Gillespie proved that for bounded functions the Cauchy and the Riemann definitions of integrability are equivalent. Hence, convergence of left Riemann sums implies convergence of right Riemann sums to the same limit. By considering $f(-x)$ this can also be framed starting with the convergence of right Riemann sums.

This is not a trivial result and the proof by Gillespie is somewhat difficult to follow. An elementary proof was given by Schneider, but is also not easy reading.

Answer 2

$\newcommand{\Riem}[1]{\mathtt{#1}}\newcommand{\Left}{\Riem{Left}}\newcommand{\Right}{\Riem{Right}}$Too long for a comment, but possibly of interest. In general, letting $\Left(f, P)$ denote the left Riemann sum of $f$ with respect to a partition $P$ and $\Right(f, P)$ the right, we have $$ \Right(f, P) - \Left(f, P) = \sum_{i=1}^{n} [f(x_{i}) - f(x_{i-1})]\, \Delta x_{i}. $$ To construct a (non-integrable) function and a sequence of partitions whose mesh decreases to $0$ but the left and right Riemann sums approach different limits, we can define $f$ on $[0, 1]$ by $f(x) = 0$ for $x$ rational and $f(x) = 1$ for $x$ irrational, and choose a sequence of partitions whose points are alternately rational and irrational, but for which the "rational-to-irrational intervals" asymptotically have total length $1$ and whose "irrational-to-rational intervals" therefore asymptotically have total length $0$, so that $\Right(f, P) - \Left(f, P)$ does not converge to $0$.

For instance, if $n = 2k$ is an even positive integer we could pick our partition $P_{n} = (x_{i})_{i=0}^{n}$ by taking $x_{2j} = 2j/n$ for $0 \leq j \leq k$ and $x_{2j-1} = x_{2j} - 1/(\sqrt{2}\, n!)$ for $1 \leq j \leq k$. For each $j$ with $1 \leq j \leq k$, we have \begin{align*} [f(x_{2j-1}) - f(x_{2j-2})]\, \Delta x_{2j-1} = \Delta x_{2j-1} &= \frac{2}{n} - \frac{1}{\sqrt{2}\,n!}, \\ [f(x_{2j}) - f(x_{2j-1})]\, \Delta x_{2j} = -\Delta x_{2j} &= -\frac{1}{\sqrt{2}\,n!}. \end{align*} Consequently, $\Right(f, P_{n}) - \Left(f, P_{n}) = 1 - \frac{k\sqrt{2}}{n!} \to 1$ as $n \to \infty$.
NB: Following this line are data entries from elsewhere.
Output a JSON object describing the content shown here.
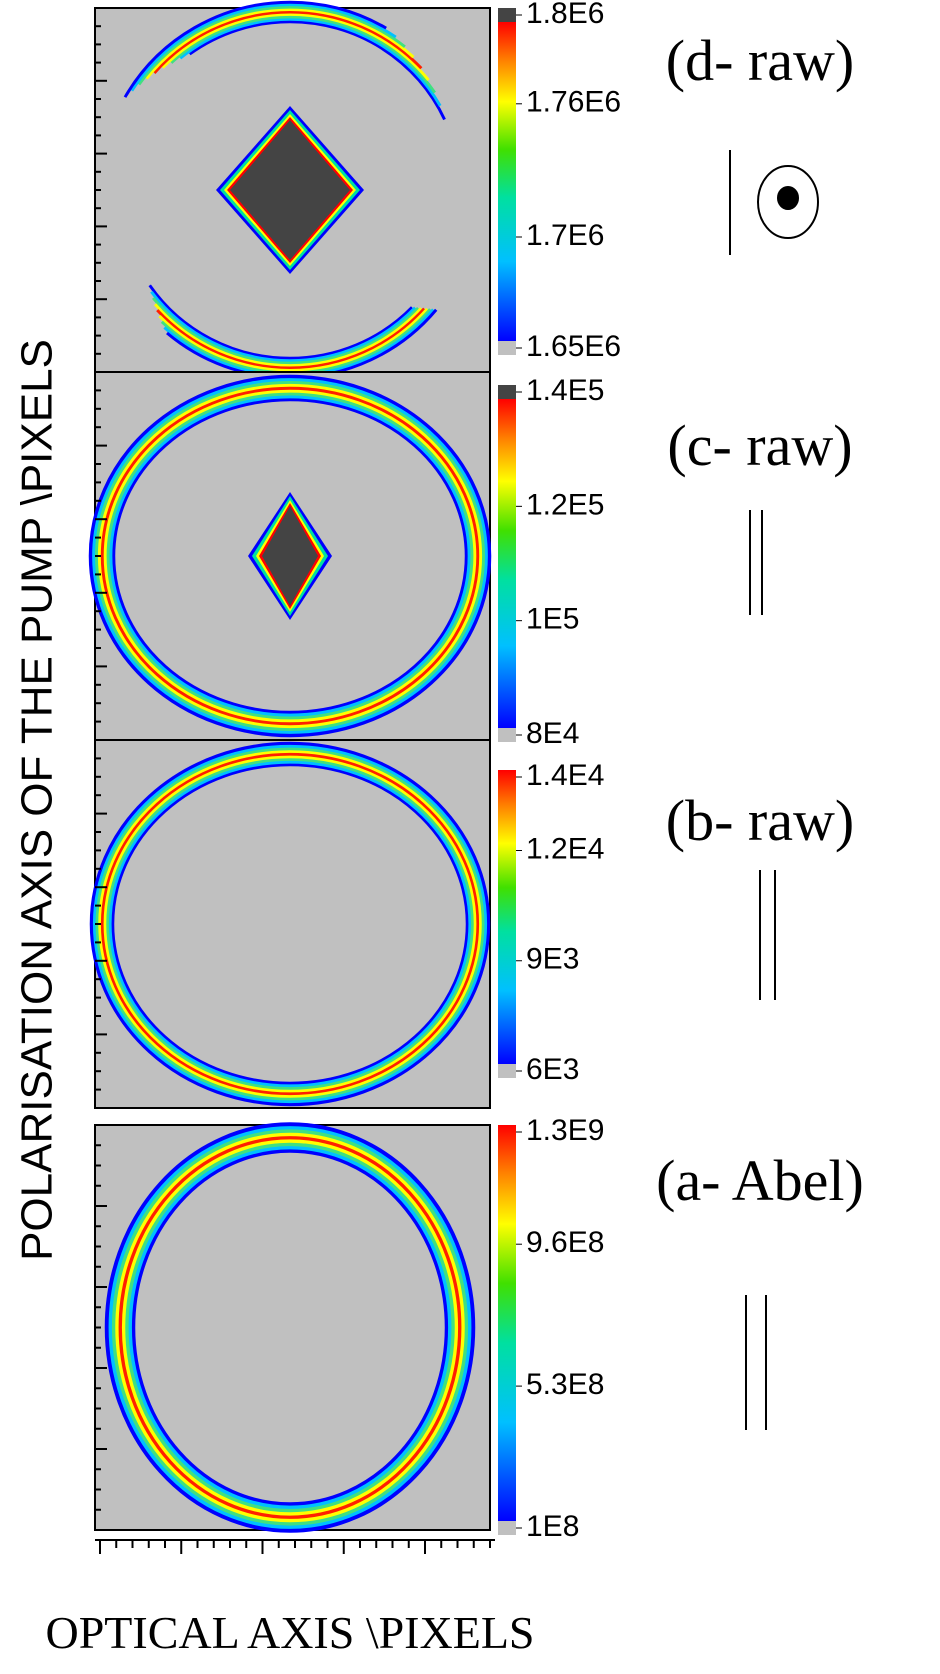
{
  "ylabel": "POLARISATION AXIS OF THE PUMP \\PIXELS",
  "xlabel": "OPTICAL AXIS \\PIXELS",
  "chart_data": [
    {
      "type": "heatmap",
      "annotation": "(d- raw)",
      "clim": [
        1650000,
        1800000
      ],
      "cticks": [
        {
          "value": 1650000,
          "label": "1.65E6"
        },
        {
          "value": 1700000,
          "label": "1.7E6"
        },
        {
          "value": 1760000,
          "label": "1.76E6"
        },
        {
          "value": 1800000,
          "label": "1.8E6"
        }
      ]
    },
    {
      "type": "heatmap",
      "annotation": "(c- raw)",
      "clim": [
        80000,
        140000
      ],
      "cticks": [
        {
          "value": 80000,
          "label": "8E4"
        },
        {
          "value": 100000,
          "label": "1E5"
        },
        {
          "value": 120000,
          "label": "1.2E5"
        },
        {
          "value": 140000,
          "label": "1.4E5"
        }
      ]
    },
    {
      "type": "heatmap",
      "annotation": "(b- raw)",
      "clim": [
        6000,
        14000
      ],
      "cticks": [
        {
          "value": 6000,
          "label": "6E3"
        },
        {
          "value": 9000,
          "label": "9E3"
        },
        {
          "value": 12000,
          "label": "1.2E4"
        },
        {
          "value": 14000,
          "label": "1.4E4"
        }
      ]
    },
    {
      "type": "heatmap",
      "annotation": "(a- Abel)",
      "clim": [
        100000000,
        1300000000
      ],
      "cticks": [
        {
          "value": 100000000,
          "label": "1E8"
        },
        {
          "value": 530000000,
          "label": "5.3E8"
        },
        {
          "value": 960000000,
          "label": "9.6E8"
        },
        {
          "value": 1300000000,
          "label": "1.3E9"
        }
      ]
    }
  ]
}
Here, the left Riemann sums and right Riemann sums converge, but not to the same limit. Modifying this idea, it's not difficult to construct for this function and interval a sequence of partitions whose mesh decreases to $0$ but the left Riemann sums do not converge and the right Riemann sums do not converge.
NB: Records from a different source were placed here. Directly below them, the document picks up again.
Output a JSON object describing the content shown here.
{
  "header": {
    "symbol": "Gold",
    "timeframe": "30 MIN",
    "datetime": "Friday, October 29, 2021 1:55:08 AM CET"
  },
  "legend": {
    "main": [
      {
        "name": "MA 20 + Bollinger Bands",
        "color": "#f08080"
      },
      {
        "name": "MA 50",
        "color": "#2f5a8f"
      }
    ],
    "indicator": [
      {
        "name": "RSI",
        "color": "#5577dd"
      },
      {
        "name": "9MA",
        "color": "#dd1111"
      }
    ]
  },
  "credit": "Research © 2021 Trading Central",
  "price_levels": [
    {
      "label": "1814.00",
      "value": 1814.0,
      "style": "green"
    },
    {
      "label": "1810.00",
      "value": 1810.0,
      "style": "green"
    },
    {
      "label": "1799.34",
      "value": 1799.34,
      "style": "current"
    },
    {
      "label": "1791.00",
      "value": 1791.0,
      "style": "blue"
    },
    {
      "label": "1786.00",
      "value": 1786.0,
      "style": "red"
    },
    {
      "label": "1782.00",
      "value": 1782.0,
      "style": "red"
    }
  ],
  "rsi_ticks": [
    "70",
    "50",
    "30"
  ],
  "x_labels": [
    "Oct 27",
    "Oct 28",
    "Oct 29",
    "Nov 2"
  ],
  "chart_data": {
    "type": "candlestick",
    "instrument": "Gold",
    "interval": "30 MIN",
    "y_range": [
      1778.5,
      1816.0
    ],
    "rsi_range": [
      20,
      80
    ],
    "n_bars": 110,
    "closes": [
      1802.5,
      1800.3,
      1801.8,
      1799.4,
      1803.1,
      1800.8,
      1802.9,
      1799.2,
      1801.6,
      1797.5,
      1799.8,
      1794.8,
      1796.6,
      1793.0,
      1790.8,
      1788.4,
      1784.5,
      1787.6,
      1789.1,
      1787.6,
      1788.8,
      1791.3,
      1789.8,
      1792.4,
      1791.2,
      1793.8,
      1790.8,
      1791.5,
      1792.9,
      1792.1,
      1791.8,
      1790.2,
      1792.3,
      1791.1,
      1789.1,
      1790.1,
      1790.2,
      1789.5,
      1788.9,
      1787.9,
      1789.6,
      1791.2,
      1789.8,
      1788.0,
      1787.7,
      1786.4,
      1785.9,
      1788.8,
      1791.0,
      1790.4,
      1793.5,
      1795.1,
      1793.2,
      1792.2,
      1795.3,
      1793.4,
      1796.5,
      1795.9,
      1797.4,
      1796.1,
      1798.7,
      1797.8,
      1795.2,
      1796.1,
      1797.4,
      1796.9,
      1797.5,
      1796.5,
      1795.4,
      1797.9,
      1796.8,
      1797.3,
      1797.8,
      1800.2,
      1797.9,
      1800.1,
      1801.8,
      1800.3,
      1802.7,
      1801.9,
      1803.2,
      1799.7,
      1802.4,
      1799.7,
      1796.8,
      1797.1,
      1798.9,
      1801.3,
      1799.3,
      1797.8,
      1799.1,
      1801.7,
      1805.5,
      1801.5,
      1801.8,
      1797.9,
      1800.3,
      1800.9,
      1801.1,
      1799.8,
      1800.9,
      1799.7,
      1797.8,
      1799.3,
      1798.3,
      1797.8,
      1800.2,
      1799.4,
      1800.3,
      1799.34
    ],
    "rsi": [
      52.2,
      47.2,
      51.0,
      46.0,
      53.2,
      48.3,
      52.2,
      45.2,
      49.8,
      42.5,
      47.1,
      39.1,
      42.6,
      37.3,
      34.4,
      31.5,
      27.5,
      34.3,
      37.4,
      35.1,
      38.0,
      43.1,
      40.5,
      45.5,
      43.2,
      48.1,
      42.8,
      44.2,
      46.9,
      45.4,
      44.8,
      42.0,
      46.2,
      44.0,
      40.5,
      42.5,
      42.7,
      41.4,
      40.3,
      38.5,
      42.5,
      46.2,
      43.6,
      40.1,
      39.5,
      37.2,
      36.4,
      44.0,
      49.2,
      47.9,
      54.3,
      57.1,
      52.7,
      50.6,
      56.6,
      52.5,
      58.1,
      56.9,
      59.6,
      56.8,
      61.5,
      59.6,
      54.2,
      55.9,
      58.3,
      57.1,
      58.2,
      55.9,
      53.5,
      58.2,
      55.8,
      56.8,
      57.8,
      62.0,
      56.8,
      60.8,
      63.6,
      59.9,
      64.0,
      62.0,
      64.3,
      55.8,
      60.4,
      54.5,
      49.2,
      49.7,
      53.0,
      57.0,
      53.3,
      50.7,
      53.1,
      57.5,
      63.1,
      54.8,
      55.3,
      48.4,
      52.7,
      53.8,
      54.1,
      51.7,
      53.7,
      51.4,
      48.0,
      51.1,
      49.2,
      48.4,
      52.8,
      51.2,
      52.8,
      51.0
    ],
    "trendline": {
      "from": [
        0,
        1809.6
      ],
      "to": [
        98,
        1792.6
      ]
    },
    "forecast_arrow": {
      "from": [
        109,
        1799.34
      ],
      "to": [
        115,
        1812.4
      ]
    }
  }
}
On the other hand, in elementary calculus, one often uses equal-length partitions, for which $\Delta x_{i} = (b - a)/n$ is the same for each $i$. For such a partition, whether or not $f$ is integrable on $[a, b]$, the difference is a telescoping sum: $$ \Right(f, P) - \Left(f, P) = \frac{b - a}{n} \sum_{i=1}^{n} [f(x_{i}) - f(x_{i-1})] = \frac{b - a}{n} [f(b) - f(a)], $$ and this converges to $0$ as $n \to \infty$, i.e., the left Riemann sum (for these partitions) converges if and only if the right Riemann sum converges, and if either exists the limits are equal. (Again, existence of such a limit does not guarantee $f$ is integrable!)